Фундаментальное, местами — философское и психологическое исследование, начиная с первой книги поэтессы и до зрелых стихов. “Истории и притчи Олеси Николаевой”. Вот кода:
“К чему сочинять стихи, если нарушен закон их восприятия, понимания? Если раскрытые наугад заведомо великие поэтические строки больше не находят отклика? Дело более не в невыразимости поэтического чувства по Жуковскому и не в неизреченности поэтической мысли по Тютчеву. Поэтическая эмоция и ее первоисточник — разноприродны, разновидны и разностильны. Непонимание и недопонимание не так уж и страшны. В худшем случае — это трагедия, то есть нечто наполненное очевидным смыслом. Гораздо страшнее — произвольность и непредсказуемость возможных пониманий. <…> Николаева делает свое искусство в присутствии конца искусства, с оглядкой на него, с желанием достучаться именно до тех многих, кто иного исхода для поэзии и не видит. Эта оглядка — не украдкой, а в открытую — чтобы услышали не единомышленники и почитатели, а люди, мыслящие совершенно иначе. Вот в чем состоит ее упорное и упрямое наставление в эпоху, когда притчи и аллегории никак не в чести”.
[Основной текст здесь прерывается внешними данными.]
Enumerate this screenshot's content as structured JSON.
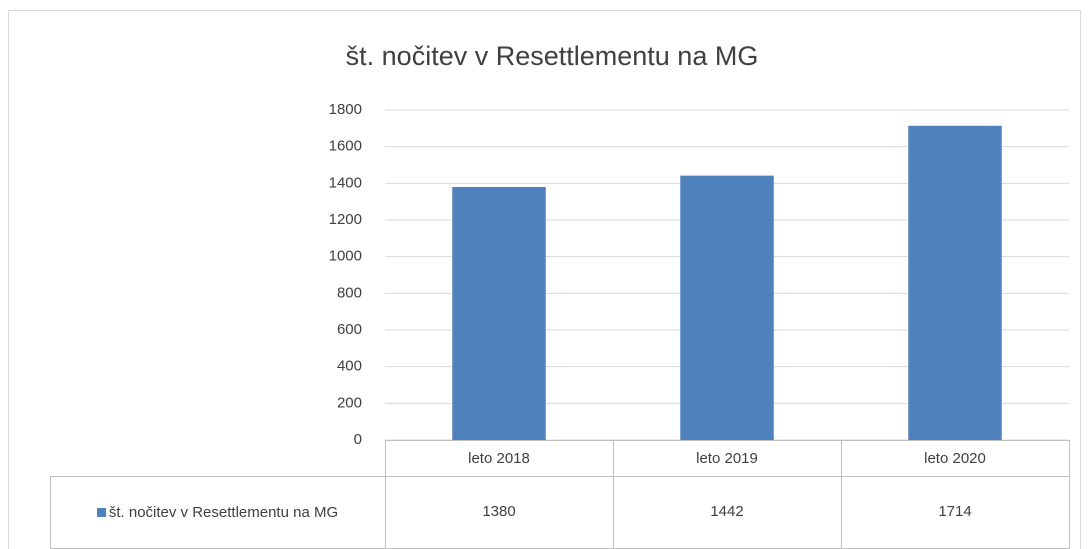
{
  "chart_data": {
    "type": "bar",
    "title": "št. nočitev v Resettlementu na MG",
    "categories": [
      "leto 2018",
      "leto 2019",
      "leto 2020"
    ],
    "series": [
      {
        "name": "št. nočitev v Resettlementu na MG",
        "color": "#4f81bd",
        "values": [
          1380,
          1442,
          1714
        ]
      }
    ],
    "ylim": [
      0,
      1800
    ],
    "yticks": [
      0,
      200,
      400,
      600,
      800,
      1000,
      1200,
      1400,
      1600,
      1800
    ],
    "grid": true,
    "data_table": true
  }
}
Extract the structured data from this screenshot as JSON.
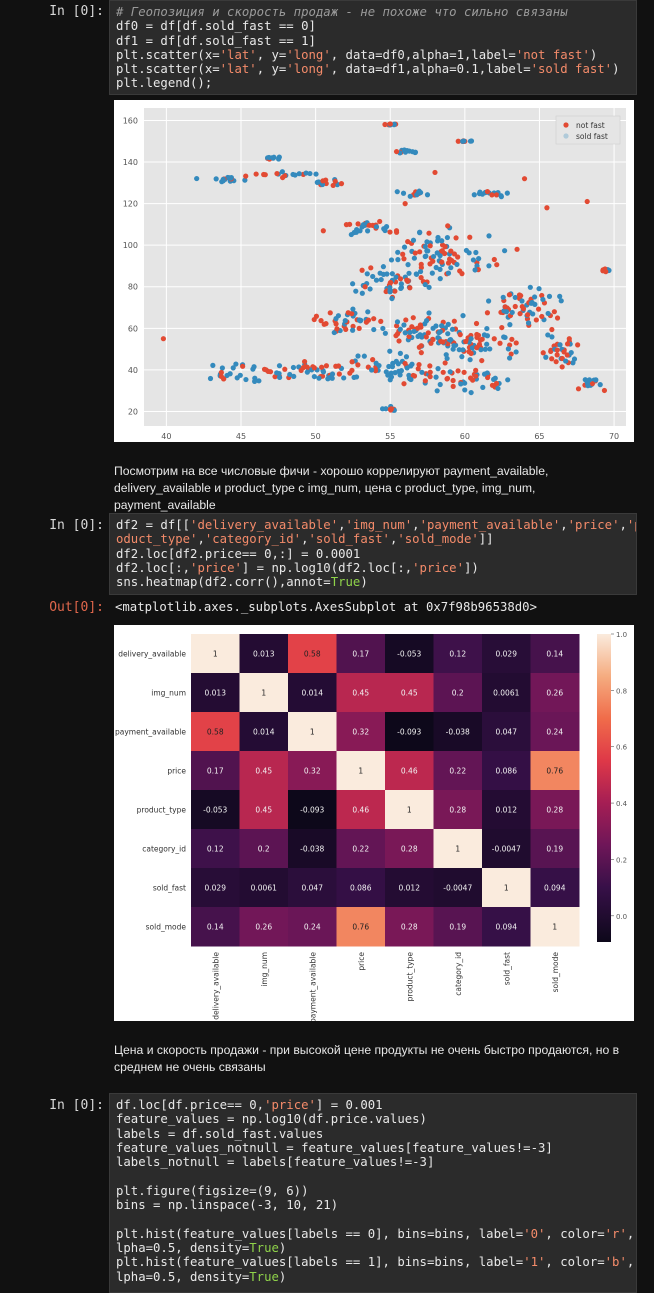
{
  "cells": {
    "scatter_cell": {
      "prompt": "In [0]:",
      "code": [
        [
          {
            "t": "# Геопозиция и скорость продаж - не похоже что сильно связаны",
            "c": "cm"
          }
        ],
        [
          {
            "t": "df0 = df[df.sold_fast == 0]"
          }
        ],
        [
          {
            "t": "df1 = df[df.sold_fast == 1]"
          }
        ],
        [
          {
            "t": "plt.scatter(x="
          },
          {
            "t": "'lat'",
            "c": "st"
          },
          {
            "t": ", y="
          },
          {
            "t": "'long'",
            "c": "st"
          },
          {
            "t": ", data=df0,alpha=1,label="
          },
          {
            "t": "'not fast'",
            "c": "st"
          },
          {
            "t": ")"
          }
        ],
        [
          {
            "t": "plt.scatter(x="
          },
          {
            "t": "'lat'",
            "c": "st"
          },
          {
            "t": ", y="
          },
          {
            "t": "'long'",
            "c": "st"
          },
          {
            "t": ", data=df1,alpha=0.1,label="
          },
          {
            "t": "'sold fast'",
            "c": "st"
          },
          {
            "t": ")"
          }
        ],
        [
          {
            "t": "plt.legend();"
          }
        ]
      ]
    },
    "markdown_1": [
      "Посмотрим на все числовые фичи - хорошо коррелируют payment_available,",
      "delivery_available и product_type с img_num, цена с product_type, img_num, payment_available"
    ],
    "heatmap_cell": {
      "prompt": "In [0]:",
      "out_prompt": "Out[0]:",
      "output_text": "<matplotlib.axes._subplots.AxesSubplot at 0x7f98b96538d0>",
      "code": [
        [
          {
            "t": "df2 = df[["
          },
          {
            "t": "'delivery_available'",
            "c": "st"
          },
          {
            "t": ","
          },
          {
            "t": "'img_num'",
            "c": "st"
          },
          {
            "t": ","
          },
          {
            "t": "'payment_available'",
            "c": "st"
          },
          {
            "t": ","
          },
          {
            "t": "'price'",
            "c": "st"
          },
          {
            "t": ","
          },
          {
            "t": "'pr",
            "c": "st"
          }
        ],
        [
          {
            "t": "oduct_type'",
            "c": "st"
          },
          {
            "t": ","
          },
          {
            "t": "'category_id'",
            "c": "st"
          },
          {
            "t": ","
          },
          {
            "t": "'sold_fast'",
            "c": "st"
          },
          {
            "t": ","
          },
          {
            "t": "'sold_mode'",
            "c": "st"
          },
          {
            "t": "]]"
          }
        ],
        [
          {
            "t": "df2.loc[df2.price== 0,:] = 0.0001"
          }
        ],
        [
          {
            "t": "df2.loc[:,"
          },
          {
            "t": "'price'",
            "c": "st"
          },
          {
            "t": "] = np.log10(df2.loc[:,"
          },
          {
            "t": "'price'",
            "c": "st"
          },
          {
            "t": "])"
          }
        ],
        [
          {
            "t": "sns.heatmap(df2.corr(),annot="
          },
          {
            "t": "True",
            "c": "kw"
          },
          {
            "t": ")"
          }
        ]
      ]
    },
    "markdown_2": [
      "Цена и скорость продажи - при высокой цене продукты не очень быстро продаются, но в",
      "среднем не очень связаны"
    ],
    "hist_cell": {
      "prompt": "In [0]:",
      "code": [
        [
          {
            "t": "df.loc[df.price== 0,"
          },
          {
            "t": "'price'",
            "c": "st"
          },
          {
            "t": "] = 0.001"
          }
        ],
        [
          {
            "t": "feature_values = np.log10(df.price.values)"
          }
        ],
        [
          {
            "t": "labels = df.sold_fast.values"
          }
        ],
        [
          {
            "t": "feature_values_notnull = feature_values[feature_values!=-3]"
          }
        ],
        [
          {
            "t": "labels_notnull = labels[feature_values!=-3]"
          }
        ],
        [],
        [
          {
            "t": "plt.figure(figsize=(9, 6))"
          }
        ],
        [
          {
            "t": "bins = np.linspace(-3, 10, 21)"
          }
        ],
        [],
        [
          {
            "t": "plt.hist(feature_values[labels == 0], bins=bins, label="
          },
          {
            "t": "'0'",
            "c": "st"
          },
          {
            "t": ", color="
          },
          {
            "t": "'r'",
            "c": "st"
          },
          {
            "t": ", a"
          }
        ],
        [
          {
            "t": "lpha=0.5, density="
          },
          {
            "t": "True",
            "c": "kw"
          },
          {
            "t": ")"
          }
        ],
        [
          {
            "t": "plt.hist(feature_values[labels == 1], bins=bins, label="
          },
          {
            "t": "'1'",
            "c": "st"
          },
          {
            "t": ", color="
          },
          {
            "t": "'b'",
            "c": "st"
          },
          {
            "t": ", a"
          }
        ],
        [
          {
            "t": "lpha=0.5, density="
          },
          {
            "t": "True",
            "c": "kw"
          },
          {
            "t": ")"
          }
        ]
      ]
    }
  },
  "chart_data": [
    {
      "type": "scatter",
      "xlim": [
        38.5,
        70.8
      ],
      "ylim": [
        13,
        166
      ],
      "xticks": [
        40,
        45,
        50,
        55,
        60,
        65,
        70
      ],
      "yticks": [
        20,
        40,
        60,
        80,
        100,
        120,
        140,
        160
      ],
      "grid": true,
      "legend_position": "top-right",
      "legend": [
        "not fast",
        "sold fast"
      ],
      "colors": {
        "not_fast": "#e24a33",
        "sold_fast": "#348abd",
        "background": "#e5e5e5"
      },
      "clusters": [
        {
          "x": 43.5,
          "y": 132,
          "sx": 1.4,
          "sy": 1.2
        },
        {
          "x": 47,
          "y": 142,
          "sx": 0.6,
          "sy": 0.6
        },
        {
          "x": 48,
          "y": 134,
          "sx": 2,
          "sy": 1.2
        },
        {
          "x": 51,
          "y": 130,
          "sx": 1,
          "sy": 1.2
        },
        {
          "x": 55,
          "y": 158,
          "sx": 0.3,
          "sy": 0.3
        },
        {
          "x": 56,
          "y": 145,
          "sx": 0.8,
          "sy": 0.8
        },
        {
          "x": 57,
          "y": 125,
          "sx": 0.8,
          "sy": 1.2
        },
        {
          "x": 60,
          "y": 150,
          "sx": 0.3,
          "sy": 0.3
        },
        {
          "x": 61.5,
          "y": 125,
          "sx": 1.5,
          "sy": 1.2
        },
        {
          "x": 54,
          "y": 108,
          "sx": 2,
          "sy": 3
        },
        {
          "x": 55.5,
          "y": 82,
          "sx": 2.5,
          "sy": 6
        },
        {
          "x": 52.5,
          "y": 62,
          "sx": 2,
          "sy": 5
        },
        {
          "x": 57,
          "y": 57,
          "sx": 3,
          "sy": 7
        },
        {
          "x": 61,
          "y": 52,
          "sx": 2.5,
          "sy": 6
        },
        {
          "x": 64,
          "y": 70,
          "sx": 2,
          "sy": 8
        },
        {
          "x": 45.5,
          "y": 39,
          "sx": 2.5,
          "sy": 3
        },
        {
          "x": 50,
          "y": 40,
          "sx": 2.5,
          "sy": 4
        },
        {
          "x": 55.5,
          "y": 40,
          "sx": 2.5,
          "sy": 6
        },
        {
          "x": 60.5,
          "y": 35,
          "sx": 2.5,
          "sy": 4
        },
        {
          "x": 66.5,
          "y": 49,
          "sx": 1,
          "sy": 8
        },
        {
          "x": 68.5,
          "y": 33,
          "sx": 0.8,
          "sy": 2
        },
        {
          "x": 55,
          "y": 21,
          "sx": 0.4,
          "sy": 0.8
        },
        {
          "x": 69.5,
          "y": 88,
          "sx": 0.2,
          "sy": 0.5
        },
        {
          "x": 58.5,
          "y": 96,
          "sx": 2.5,
          "sy": 10
        }
      ],
      "outliers": [
        [
          39.8,
          55
        ],
        [
          68.2,
          121
        ],
        [
          65.5,
          118
        ],
        [
          64,
          132
        ],
        [
          66,
          68
        ],
        [
          67,
          55
        ],
        [
          58,
          135
        ],
        [
          56,
          120
        ],
        [
          63.5,
          98
        ]
      ]
    },
    {
      "type": "heatmap",
      "labels": [
        "delivery_available",
        "img_num",
        "payment_available",
        "price",
        "product_type",
        "category_id",
        "sold_fast",
        "sold_mode"
      ],
      "matrix": [
        [
          1,
          0.013,
          0.58,
          0.17,
          -0.053,
          0.12,
          0.029,
          0.14
        ],
        [
          0.013,
          1,
          0.014,
          0.45,
          0.45,
          0.2,
          0.0061,
          0.26
        ],
        [
          0.58,
          0.014,
          1,
          0.32,
          -0.093,
          -0.038,
          0.047,
          0.24
        ],
        [
          0.17,
          0.45,
          0.32,
          1,
          0.46,
          0.22,
          0.086,
          0.76
        ],
        [
          -0.053,
          0.45,
          -0.093,
          0.46,
          1,
          0.28,
          0.012,
          0.28
        ],
        [
          0.12,
          0.2,
          -0.038,
          0.22,
          0.28,
          1,
          -0.0047,
          0.19
        ],
        [
          0.029,
          0.0061,
          0.047,
          0.086,
          0.012,
          -0.0047,
          1,
          0.094
        ],
        [
          0.14,
          0.26,
          0.24,
          0.76,
          0.28,
          0.19,
          0.094,
          1
        ]
      ],
      "annotations": [
        [
          "1",
          "0.013",
          "0.58",
          "0.17",
          "-0.053",
          "0.12",
          "0.029",
          "0.14"
        ],
        [
          "0.013",
          "1",
          "0.014",
          "0.45",
          "0.45",
          "0.2",
          "0.0061",
          "0.26"
        ],
        [
          "0.58",
          "0.014",
          "1",
          "0.32",
          "-0.093",
          "-0.038",
          "0.047",
          "0.24"
        ],
        [
          "0.17",
          "0.45",
          "0.32",
          "1",
          "0.46",
          "0.22",
          "0.086",
          "0.76"
        ],
        [
          "-0.053",
          "0.45",
          "-0.093",
          "0.46",
          "1",
          "0.28",
          "0.012",
          "0.28"
        ],
        [
          "0.12",
          "0.2",
          "-0.038",
          "0.22",
          "0.28",
          "1",
          "-0.0047",
          "0.19"
        ],
        [
          "0.029",
          "0.0061",
          "0.047",
          "0.086",
          "0.012",
          "-0.0047",
          "1",
          "0.094"
        ],
        [
          "0.14",
          "0.26",
          "0.24",
          "0.76",
          "0.28",
          "0.19",
          "0.094",
          "1"
        ]
      ],
      "colorbar_ticks": [
        "1.0",
        "0.8",
        "0.6",
        "0.4",
        "0.2",
        "0.0"
      ],
      "colorbar_range": [
        -0.093,
        1.0
      ],
      "colormap": "rocket"
    }
  ]
}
Павел Басинский. Сирота казанская. — “Октябрь”, 2005, № 2.
Эта горькая проза о том, кто со дна оттолкнулся шестом. Или так: про Алексея (и Максима) . Их жизнь была невыносима. Догадались?
Андрей Битов. О пустом столе. Из цикла устных эссе. — “Октябрь”, 2005, № 3.
Эссе записала Анна Цветкова 25 ноября 2004 года.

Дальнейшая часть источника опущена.